The Gluex singularity container replicates your local working environment on the Jlab CUE, including database files, executable binaries, libraries, and system packages on the remote site where your job runs. Singularity is an implementation of the "Linux container" concept that allows a user to bundle up applications, libraries, and the entire system directory structure that describes how you work on one system, and move the entire thing as a unit to another host where it can be started up as if it were running in the original context. In some ways this is similar to virtualization (eg. VirtualBox), except that it does not suffer from the inefficiencies of virtualization. From points of view of both computation speed and memory resources, processes running inside a Singuarity container are just as efficient as if you were to rebuild and run them in the local OS environment.

How do I submit a job to run in the container?

Here is an example job submission script for the OSG that uses the GlueX Singularity container maintained by Mark Ito on OSG network storage resources. These OSG storage resources are visible on Jlab machine scosg16.jlab.org at mount point /cvmfs. You can see the path under /cvmfs to the GlueX singularity container on the line SingularityImage in the submit script below. You should change the name of the osg proxy certificate in the line x509userproxy to point to your own proxy certificate, and make sure it has several hours left on it before you submit your jobs using condor_submit on scosg16. The local directory osg.d (or something you name yourself) should be created in your work directory, preferably under /osgpool/halld/userid, to receive the stdout and stderr logs from your jobs.

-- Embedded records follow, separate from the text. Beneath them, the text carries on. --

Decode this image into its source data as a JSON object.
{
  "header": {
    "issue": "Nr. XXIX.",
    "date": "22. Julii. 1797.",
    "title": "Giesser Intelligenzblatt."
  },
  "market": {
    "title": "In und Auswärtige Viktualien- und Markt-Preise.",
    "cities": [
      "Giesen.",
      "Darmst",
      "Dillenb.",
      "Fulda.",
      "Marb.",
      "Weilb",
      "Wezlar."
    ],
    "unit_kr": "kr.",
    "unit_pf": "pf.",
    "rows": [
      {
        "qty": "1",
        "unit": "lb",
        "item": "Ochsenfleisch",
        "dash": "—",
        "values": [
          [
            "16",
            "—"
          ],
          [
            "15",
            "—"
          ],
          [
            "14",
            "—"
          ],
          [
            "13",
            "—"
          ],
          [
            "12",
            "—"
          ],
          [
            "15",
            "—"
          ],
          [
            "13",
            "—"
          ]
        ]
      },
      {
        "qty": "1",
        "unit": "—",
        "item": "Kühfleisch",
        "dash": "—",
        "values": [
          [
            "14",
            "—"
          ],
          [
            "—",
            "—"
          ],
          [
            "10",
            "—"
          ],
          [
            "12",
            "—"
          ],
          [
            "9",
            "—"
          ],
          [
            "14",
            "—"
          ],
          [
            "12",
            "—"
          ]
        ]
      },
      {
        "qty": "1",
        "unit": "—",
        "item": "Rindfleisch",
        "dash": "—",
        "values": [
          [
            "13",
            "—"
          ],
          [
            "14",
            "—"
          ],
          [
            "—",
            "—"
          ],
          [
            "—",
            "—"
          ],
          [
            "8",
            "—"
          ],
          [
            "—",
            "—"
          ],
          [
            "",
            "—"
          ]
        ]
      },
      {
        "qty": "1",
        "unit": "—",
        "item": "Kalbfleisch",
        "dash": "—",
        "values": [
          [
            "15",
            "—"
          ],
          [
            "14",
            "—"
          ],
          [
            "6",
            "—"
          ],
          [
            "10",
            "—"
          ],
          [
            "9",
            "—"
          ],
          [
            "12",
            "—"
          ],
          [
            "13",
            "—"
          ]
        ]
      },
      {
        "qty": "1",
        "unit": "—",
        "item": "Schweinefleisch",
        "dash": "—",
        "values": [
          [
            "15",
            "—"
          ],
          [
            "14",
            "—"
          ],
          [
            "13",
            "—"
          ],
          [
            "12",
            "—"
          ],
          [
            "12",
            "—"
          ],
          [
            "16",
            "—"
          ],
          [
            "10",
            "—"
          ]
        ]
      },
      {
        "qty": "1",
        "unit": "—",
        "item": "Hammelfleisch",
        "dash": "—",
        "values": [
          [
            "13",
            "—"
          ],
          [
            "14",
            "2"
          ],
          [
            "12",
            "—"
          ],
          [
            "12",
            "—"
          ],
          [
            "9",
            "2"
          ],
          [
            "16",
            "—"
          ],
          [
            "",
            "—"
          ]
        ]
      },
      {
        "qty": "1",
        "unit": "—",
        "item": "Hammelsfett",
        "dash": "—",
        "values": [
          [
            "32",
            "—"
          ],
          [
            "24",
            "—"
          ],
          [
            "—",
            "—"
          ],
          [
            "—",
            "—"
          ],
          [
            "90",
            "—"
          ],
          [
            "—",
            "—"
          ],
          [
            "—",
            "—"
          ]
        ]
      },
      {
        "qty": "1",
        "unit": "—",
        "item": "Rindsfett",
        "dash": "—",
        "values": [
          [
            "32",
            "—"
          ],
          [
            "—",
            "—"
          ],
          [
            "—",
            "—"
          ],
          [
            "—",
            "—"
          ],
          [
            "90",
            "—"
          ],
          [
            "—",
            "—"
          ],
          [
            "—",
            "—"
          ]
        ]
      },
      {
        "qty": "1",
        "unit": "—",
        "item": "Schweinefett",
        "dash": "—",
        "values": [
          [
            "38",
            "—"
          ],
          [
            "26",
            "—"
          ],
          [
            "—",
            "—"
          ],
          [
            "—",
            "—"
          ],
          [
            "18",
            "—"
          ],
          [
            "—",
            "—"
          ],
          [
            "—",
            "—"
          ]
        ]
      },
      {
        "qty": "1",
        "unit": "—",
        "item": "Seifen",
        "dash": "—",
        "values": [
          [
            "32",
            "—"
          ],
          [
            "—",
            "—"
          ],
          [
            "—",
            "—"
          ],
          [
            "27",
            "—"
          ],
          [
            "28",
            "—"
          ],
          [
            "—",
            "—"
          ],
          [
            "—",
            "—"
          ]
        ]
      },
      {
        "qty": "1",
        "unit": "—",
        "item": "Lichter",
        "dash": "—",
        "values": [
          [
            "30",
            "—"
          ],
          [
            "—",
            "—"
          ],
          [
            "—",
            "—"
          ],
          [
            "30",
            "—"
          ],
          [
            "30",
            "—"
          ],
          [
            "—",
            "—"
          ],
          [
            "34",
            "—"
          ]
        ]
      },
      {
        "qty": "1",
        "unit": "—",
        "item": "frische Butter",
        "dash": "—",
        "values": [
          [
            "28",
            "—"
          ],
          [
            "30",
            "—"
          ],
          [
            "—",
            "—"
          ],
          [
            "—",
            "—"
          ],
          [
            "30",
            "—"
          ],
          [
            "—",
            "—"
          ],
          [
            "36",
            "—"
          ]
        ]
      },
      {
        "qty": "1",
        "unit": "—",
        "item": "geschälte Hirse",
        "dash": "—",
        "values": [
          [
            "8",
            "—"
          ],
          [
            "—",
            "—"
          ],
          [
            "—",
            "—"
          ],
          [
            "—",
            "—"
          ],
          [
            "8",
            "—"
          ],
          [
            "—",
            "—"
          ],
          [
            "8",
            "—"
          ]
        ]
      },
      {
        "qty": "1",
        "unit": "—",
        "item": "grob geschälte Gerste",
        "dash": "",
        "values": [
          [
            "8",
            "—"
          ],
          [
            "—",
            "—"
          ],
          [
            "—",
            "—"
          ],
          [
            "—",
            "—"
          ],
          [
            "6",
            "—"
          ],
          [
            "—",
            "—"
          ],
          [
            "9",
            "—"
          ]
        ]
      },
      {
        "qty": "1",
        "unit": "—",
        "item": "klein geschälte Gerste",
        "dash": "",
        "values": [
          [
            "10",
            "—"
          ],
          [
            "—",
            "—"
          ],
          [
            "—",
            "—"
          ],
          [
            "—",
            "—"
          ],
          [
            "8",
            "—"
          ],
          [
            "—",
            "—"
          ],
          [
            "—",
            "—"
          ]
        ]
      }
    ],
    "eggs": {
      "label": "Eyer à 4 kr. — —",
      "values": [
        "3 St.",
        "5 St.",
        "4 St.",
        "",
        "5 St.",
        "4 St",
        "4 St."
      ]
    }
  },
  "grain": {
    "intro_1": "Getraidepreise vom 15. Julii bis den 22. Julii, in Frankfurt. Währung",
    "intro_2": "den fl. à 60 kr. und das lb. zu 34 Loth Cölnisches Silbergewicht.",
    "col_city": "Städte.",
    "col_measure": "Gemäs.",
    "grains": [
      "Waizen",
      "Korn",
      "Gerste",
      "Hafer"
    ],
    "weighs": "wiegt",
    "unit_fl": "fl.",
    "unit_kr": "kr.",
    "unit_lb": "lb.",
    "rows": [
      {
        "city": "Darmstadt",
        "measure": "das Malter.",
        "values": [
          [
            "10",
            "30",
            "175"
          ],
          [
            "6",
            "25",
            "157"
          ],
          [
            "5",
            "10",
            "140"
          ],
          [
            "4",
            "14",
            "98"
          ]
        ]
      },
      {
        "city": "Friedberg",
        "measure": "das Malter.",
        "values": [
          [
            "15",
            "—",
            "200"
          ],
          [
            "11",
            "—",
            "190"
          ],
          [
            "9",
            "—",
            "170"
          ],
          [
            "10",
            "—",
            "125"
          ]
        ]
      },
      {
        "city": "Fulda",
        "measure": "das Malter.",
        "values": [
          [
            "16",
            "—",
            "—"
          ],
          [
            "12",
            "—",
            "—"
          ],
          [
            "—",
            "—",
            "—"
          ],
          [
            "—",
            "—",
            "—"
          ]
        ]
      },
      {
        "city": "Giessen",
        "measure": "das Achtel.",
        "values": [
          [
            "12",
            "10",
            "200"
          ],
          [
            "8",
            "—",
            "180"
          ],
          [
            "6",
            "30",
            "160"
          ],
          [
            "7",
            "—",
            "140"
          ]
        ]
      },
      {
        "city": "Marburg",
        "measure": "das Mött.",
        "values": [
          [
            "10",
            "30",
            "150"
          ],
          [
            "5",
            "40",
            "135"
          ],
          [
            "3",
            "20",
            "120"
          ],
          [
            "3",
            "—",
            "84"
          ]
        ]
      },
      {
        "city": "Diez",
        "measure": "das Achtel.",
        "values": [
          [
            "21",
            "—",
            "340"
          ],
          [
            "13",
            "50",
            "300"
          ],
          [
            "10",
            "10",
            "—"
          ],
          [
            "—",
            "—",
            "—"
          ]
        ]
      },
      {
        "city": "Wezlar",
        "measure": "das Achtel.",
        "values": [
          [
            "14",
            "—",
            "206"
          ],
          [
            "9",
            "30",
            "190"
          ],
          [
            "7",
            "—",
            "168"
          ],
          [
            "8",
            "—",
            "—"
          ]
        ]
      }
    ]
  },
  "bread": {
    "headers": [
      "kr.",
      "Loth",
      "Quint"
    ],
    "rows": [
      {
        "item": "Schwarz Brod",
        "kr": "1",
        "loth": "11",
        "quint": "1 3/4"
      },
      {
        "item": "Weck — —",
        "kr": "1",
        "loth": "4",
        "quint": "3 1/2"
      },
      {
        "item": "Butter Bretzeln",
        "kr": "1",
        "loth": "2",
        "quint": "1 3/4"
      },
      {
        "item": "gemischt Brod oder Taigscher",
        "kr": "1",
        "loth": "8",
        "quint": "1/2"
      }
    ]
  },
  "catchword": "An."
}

scosg16.jlab.org> cat my_osg_job.sub
executable = osg-container.sh
output = osg.d/stdout.$(PROCESS)
error = osg.d/stderr.$(PROCESS)
log = tpolsim_osg.log
notification = never
universe = vanilla
arguments = bash tpolsim_osg.bash $(PROCESS) 100000
should_transfer_files = yes
x509userproxy = /tmp/x509up_u7896
transfer_input_files = tpolsim_osg.bash,setup_osg.sh,control.in0,control.in1,pos
tconv.py,postsim.py
WhenToTransferOutput = ON_EXIT
on_exit_remove = (ExitBySignal == False) && (ExitCode == 0)
on_exit_remove = true
RequestCPUs = 1
Requirements = HAS_SINGULARITY == True
+SingularityImage = "/cvmfs/singularity.opensciencegrid.org/markito3/gluex_docker_devel:latest"
+SingularityBindCVMFS = True
queue 10

The script osg-container.sh starts up the container and makes sure that it has all of the environment settings configured for the /group/halld work environment. Fetch a copy of this script from the git repository https://github.com/rjones30/gluex-osg-jobscripts.git and customize it for your own work. This script is nice because you can run it on scosg16 from your regular login shell and it will give you the same environment as would exist when your job starts on a remote osg site. For example, "./osg-container.sh bash" starts up a bash shell inside the container, where you can execute local GlueX commands as if you were on the ifarm -- apart from access to the central data areas and /cache of course.